At a length of 950 ft. and with a beam of 105 ft., the strategic sealift ships
are the largest ships ever launched down a sliding ways in the United States and the largest ships that can fit through the Panama Canal. The nighttime launch of the Soderman took place at 9:20 p.m., as the ship was released from its inclined building ways into San Diego Bay, accompanied by a cheering crowd of NASSCO employees and spectators and a fireworks display.
All of the ships in the Strategic Sealift program are designed to carry military equipment for the Army. The ships built by NASSCO have been named after U.S. Army Medal of Honor winners. The USNS Soderman was named for Private First Class William A. Soderman, a World War II recipient of the Medal of Honor for his heroic actions in Belgium in 1944. PFC Soderman's widow, Mrs. Virginia Soderman, broke the ceremonial bottle of champagne over the ship's bow to christen the ship. Mrs. Kristina Carlson Fletcher, a niece of PFC Soderman, was the Matron of Honor at the ceremony.
The principal speaker at the launch was San Diego Congressman Randy "Duke" Cunningham (R-Ca), a member of the Defense subcommittee of the House Appropriations Committee, who has been an active proponent of the strategic sealift program as part of his commitment to a strong national defense
. Congressman Cunningham is serving in his sixth term in the House of Representatives.

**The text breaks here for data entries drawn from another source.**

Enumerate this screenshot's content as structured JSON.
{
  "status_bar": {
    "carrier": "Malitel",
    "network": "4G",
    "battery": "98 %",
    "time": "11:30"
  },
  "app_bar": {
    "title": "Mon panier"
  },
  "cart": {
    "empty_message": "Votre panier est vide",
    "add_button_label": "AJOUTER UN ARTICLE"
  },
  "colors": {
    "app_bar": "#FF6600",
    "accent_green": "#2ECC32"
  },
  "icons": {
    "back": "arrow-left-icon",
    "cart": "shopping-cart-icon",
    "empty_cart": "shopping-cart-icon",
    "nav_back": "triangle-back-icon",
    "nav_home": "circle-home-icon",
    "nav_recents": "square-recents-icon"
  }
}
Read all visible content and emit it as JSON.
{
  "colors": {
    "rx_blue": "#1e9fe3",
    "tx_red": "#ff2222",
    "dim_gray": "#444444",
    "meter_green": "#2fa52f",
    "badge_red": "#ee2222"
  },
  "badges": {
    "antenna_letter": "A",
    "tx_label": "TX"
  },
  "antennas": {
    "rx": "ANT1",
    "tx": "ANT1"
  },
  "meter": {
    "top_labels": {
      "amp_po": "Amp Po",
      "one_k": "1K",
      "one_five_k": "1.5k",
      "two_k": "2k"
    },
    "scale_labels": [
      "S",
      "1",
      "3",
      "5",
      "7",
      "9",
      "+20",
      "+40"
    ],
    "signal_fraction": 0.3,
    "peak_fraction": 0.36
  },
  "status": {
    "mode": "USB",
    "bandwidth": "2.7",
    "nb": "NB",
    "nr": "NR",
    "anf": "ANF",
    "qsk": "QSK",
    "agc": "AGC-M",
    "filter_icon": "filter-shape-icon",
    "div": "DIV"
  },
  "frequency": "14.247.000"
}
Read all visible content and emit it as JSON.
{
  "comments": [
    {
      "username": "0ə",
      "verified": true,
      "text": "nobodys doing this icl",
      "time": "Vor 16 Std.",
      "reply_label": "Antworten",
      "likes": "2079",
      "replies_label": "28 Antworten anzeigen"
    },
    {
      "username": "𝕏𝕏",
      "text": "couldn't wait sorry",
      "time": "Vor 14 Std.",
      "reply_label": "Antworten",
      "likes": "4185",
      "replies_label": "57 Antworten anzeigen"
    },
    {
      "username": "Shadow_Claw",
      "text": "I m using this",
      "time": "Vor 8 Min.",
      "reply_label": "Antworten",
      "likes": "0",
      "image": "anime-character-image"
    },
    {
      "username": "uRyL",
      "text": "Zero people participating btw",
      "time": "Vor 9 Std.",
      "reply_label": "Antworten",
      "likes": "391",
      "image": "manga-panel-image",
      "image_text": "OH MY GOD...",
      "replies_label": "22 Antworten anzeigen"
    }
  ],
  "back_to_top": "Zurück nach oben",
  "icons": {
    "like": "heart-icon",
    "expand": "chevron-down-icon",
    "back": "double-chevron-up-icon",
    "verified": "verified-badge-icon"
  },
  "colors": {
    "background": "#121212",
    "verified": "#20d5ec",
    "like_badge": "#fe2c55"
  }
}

Other speakers at the launch included General John Handy, U.S. Air Force, Commander-in-Chief, U.S. Transportation Command; Rear Admiral David Brewer III, U.S. Navy, Commander, Military Sealift Command; Rear Admiral Dennis Morral, U.S. Navy Program Executive Officer for Expeditionary Warfare Programs; Major General Michael Gaw, Commander, 377th Theater Support Command, representing the U.S. Army; and Richard H. Vortmann, president of NASSCO.